Today's workout was a 10 mile run in Farmville.
I am training for my marathon in November and my ultramarathon next month right here on the High Bridge Trail.
For any workout lasting longer than an hour I try to refuel during the run. As with shorter runs, I always bring water along, especially in warmer temperatures. The easiest way to avoid dehydration is simply to drink according to thirst. When you get thirsty, take a drink of water.
On workouts that last longer than one hour, as with today's run (see below), I often bring a sports drink that provides sodium, electrolytes, and energy in the form of fast-absorbing carbohydrates.
However, you can get the same benefits by consuming other fuels that come in the form of sports gels or sports bars. Runners use these in races to sustain their energy and keep them going. You can also squeeze them onto an ice cream cone. (I don't do that.) They are all about 100 calories apiece. You can even get vegan gels. Today I experimented with the GU brand -- a fan favorite you might say.
They are not exactly cheap. When I consume a gel, I don't need to use a sports drink; water suffices. So far I've found the GU gels easily digestible and good tasting. My favorites are the Vanilla Bean and the Strawberry Banana. Each contains amino acids and sodium, but only the Vanilla Bean has caffeine. I consume one gel for every hour of running.
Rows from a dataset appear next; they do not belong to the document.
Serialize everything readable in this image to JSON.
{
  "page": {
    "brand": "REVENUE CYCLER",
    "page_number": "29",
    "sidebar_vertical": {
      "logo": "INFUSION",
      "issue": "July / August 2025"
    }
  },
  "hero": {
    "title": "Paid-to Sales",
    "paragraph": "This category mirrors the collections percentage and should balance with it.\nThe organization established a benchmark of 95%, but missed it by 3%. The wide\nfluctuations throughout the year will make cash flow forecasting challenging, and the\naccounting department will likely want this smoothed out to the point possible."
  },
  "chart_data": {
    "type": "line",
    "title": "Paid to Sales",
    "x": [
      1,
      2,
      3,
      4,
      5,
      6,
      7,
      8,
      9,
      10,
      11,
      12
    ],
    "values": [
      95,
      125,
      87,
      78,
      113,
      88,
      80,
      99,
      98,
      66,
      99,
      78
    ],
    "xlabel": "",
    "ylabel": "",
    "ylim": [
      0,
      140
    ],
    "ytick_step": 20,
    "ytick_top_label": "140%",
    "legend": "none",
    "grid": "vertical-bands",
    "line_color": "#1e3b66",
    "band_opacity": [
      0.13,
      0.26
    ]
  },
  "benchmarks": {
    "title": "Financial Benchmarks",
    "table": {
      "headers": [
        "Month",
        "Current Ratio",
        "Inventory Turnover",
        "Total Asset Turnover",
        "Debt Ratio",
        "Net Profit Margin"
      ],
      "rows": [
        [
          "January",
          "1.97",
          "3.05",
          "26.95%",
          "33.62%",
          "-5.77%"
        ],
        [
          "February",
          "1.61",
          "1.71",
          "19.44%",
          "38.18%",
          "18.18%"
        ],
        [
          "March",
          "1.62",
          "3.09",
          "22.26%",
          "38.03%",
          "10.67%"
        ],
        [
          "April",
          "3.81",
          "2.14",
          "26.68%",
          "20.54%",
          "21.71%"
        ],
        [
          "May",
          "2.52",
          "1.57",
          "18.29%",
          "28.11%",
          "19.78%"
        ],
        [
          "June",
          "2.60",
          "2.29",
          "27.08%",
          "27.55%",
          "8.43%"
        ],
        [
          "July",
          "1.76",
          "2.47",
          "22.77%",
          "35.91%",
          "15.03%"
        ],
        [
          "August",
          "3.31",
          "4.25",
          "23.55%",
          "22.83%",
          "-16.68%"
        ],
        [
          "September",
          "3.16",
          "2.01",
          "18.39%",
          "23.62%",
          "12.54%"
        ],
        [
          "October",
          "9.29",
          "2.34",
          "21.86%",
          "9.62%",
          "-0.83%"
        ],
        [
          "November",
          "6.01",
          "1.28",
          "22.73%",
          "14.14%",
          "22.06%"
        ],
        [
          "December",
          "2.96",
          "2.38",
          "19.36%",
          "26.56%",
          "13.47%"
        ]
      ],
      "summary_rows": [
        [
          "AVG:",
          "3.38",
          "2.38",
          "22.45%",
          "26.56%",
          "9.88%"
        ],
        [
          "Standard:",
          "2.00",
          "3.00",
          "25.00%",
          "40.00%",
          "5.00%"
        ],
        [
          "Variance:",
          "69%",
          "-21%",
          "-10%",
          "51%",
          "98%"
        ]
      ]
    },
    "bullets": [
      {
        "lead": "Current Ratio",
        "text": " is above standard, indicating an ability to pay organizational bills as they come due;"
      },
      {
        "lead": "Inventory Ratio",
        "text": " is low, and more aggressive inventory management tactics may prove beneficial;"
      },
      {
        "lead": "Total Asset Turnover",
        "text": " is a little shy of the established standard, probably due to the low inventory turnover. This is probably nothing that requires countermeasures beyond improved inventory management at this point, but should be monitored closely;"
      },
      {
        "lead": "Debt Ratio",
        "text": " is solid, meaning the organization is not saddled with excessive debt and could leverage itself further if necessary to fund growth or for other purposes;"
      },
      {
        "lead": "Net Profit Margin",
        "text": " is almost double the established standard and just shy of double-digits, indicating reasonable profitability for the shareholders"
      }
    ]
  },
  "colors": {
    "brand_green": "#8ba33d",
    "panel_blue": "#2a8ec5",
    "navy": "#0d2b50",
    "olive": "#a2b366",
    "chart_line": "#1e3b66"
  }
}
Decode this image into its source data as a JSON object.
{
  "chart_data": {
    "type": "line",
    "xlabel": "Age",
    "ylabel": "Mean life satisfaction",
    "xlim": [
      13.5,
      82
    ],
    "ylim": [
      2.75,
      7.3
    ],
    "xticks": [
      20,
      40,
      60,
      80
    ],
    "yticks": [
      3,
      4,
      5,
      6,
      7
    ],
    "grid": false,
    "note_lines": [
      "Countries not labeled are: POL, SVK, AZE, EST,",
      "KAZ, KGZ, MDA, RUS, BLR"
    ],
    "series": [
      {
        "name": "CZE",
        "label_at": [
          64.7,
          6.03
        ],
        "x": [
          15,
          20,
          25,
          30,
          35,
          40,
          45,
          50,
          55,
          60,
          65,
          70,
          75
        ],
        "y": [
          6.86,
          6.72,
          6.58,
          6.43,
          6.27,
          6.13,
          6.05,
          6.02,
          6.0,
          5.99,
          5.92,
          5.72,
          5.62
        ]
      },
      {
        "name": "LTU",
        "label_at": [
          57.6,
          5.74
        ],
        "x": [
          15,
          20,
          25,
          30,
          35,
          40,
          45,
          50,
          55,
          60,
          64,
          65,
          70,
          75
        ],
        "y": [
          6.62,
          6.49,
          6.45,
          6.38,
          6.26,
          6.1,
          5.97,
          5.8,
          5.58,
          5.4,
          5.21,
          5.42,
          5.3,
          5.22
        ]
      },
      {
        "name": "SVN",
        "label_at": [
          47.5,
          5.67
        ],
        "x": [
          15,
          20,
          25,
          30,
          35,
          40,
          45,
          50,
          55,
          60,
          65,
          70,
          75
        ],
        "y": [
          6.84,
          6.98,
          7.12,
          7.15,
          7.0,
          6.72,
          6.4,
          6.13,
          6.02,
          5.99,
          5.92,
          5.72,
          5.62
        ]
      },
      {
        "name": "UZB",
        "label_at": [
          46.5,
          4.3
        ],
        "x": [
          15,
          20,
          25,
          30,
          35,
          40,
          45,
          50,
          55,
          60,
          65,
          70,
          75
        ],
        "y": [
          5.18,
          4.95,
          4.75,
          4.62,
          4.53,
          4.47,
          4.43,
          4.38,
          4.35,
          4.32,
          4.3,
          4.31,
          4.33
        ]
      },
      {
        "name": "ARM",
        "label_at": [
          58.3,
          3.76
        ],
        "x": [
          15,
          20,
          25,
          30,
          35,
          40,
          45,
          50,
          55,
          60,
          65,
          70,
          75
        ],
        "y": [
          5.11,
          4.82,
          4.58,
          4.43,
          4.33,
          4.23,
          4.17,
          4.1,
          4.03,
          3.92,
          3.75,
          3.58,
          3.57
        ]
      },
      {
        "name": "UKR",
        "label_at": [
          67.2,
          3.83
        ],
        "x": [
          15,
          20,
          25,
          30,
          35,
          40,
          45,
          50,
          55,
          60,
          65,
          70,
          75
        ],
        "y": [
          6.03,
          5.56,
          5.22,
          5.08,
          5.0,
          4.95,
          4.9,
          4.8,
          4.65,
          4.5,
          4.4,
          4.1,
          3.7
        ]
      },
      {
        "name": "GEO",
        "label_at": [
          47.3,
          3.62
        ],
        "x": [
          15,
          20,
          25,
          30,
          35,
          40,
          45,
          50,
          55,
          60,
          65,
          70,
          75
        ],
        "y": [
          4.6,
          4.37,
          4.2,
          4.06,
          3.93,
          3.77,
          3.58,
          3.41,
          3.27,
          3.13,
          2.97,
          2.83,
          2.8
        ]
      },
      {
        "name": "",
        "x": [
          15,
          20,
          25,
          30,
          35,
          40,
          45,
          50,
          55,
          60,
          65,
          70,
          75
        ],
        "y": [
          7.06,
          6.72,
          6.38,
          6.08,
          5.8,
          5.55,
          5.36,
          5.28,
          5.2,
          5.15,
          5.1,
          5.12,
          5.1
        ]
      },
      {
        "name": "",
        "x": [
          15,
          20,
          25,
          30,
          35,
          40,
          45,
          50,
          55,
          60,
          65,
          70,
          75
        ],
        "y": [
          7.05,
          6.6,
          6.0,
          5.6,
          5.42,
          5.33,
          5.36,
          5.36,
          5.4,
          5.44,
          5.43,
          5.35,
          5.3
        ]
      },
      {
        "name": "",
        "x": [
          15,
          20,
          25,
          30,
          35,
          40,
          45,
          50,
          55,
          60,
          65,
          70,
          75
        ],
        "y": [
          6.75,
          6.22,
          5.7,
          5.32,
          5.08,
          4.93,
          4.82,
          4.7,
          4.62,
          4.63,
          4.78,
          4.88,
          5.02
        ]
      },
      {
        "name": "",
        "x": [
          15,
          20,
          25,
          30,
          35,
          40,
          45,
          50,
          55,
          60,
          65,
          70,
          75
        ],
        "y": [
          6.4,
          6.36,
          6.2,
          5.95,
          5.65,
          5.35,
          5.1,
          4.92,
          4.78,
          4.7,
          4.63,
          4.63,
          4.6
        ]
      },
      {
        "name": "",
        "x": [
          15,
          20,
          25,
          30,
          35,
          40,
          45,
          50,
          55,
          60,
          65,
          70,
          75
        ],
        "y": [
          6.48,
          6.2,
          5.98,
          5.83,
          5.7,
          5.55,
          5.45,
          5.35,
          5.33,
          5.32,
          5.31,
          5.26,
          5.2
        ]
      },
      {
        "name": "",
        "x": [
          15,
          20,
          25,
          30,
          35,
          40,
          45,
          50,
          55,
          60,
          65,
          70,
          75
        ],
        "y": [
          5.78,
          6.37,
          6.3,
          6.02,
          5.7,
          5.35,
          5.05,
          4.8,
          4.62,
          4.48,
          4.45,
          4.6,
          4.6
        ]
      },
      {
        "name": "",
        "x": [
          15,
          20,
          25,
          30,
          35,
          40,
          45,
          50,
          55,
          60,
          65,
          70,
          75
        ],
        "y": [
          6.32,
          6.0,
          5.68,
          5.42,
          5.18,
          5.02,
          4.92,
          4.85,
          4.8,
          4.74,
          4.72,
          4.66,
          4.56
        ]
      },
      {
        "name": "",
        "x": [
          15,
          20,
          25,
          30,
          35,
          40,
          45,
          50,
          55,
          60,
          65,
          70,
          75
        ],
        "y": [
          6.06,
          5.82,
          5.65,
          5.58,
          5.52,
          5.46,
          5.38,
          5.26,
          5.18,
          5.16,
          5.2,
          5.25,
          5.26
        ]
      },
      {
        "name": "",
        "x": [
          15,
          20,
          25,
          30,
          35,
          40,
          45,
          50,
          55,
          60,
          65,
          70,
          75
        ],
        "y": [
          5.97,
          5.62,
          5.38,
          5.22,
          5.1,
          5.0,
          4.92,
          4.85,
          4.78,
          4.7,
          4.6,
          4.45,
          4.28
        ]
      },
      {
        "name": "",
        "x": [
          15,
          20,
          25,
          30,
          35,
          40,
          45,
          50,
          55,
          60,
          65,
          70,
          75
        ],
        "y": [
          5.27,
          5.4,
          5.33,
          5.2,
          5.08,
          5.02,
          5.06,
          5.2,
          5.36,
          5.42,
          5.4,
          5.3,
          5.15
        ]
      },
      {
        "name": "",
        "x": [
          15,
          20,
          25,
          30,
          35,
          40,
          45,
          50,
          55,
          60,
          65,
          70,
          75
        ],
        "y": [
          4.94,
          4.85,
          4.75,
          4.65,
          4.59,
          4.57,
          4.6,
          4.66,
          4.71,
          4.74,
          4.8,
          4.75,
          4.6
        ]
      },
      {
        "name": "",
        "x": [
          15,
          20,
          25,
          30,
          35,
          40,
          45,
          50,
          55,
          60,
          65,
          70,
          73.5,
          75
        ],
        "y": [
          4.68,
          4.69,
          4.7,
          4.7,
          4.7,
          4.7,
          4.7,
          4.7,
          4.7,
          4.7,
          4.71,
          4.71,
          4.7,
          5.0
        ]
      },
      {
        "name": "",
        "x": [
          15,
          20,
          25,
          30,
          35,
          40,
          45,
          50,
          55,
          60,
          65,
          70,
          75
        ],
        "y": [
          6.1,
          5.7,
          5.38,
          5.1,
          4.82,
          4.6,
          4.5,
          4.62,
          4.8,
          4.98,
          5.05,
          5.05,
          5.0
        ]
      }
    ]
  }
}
The neat thing about gels is that you don't have to chew anything. You just tear it open and suck out the gel. For what it's worth, on my 32-mile ultra next month my "go to" plan is 7 gels (one per hour) with water along the way. At a couple of aid stations there will also be goodies like PBJs, bananas, and orange slices. You can't miss with a PBJ! But to each his or her own. At the end of the day, you have to do what works best for you, and if any of the above doesn't work, then don't do it. Be sure to judge a gel by the T & T method -- taste and texture. If you don't like either of these, then try something else or go back to using your sports drink. What I look for in a gel is something that goes down easily and doesn't give me any stomach issues.
Anyway ... racing (like life) is all about problem solving. Fueling is a big part of that. Honestly, it's a piece of cake. (Sarcasm.) The key is not to try or wear anything in the marathon that you haven't tried or run with umpteen times before. If you do you might be in for a big surprise. During my very first marathon (the Flying Pig in Cincy), I tried eating an orange at one of the aid stations. I had never done that before. I ended up choking on one of the orange slices. When I finally coughed it up, I tried to thank the aid station volunteers (it wasn't their fault, after all) but all I could manage was a death gurgle. Lesson learned. That was long before I had discovered gels. At about mile 20 it felt like someone had just given me a 50 pound weight and asked me to carry it to the finish line. My motto now is "Know before you go." Where are the aid stations? What water and sports drinks do they offer? Which aid stations offer gels or other edibles?
Above all, don't try anything new on race day, oranges included!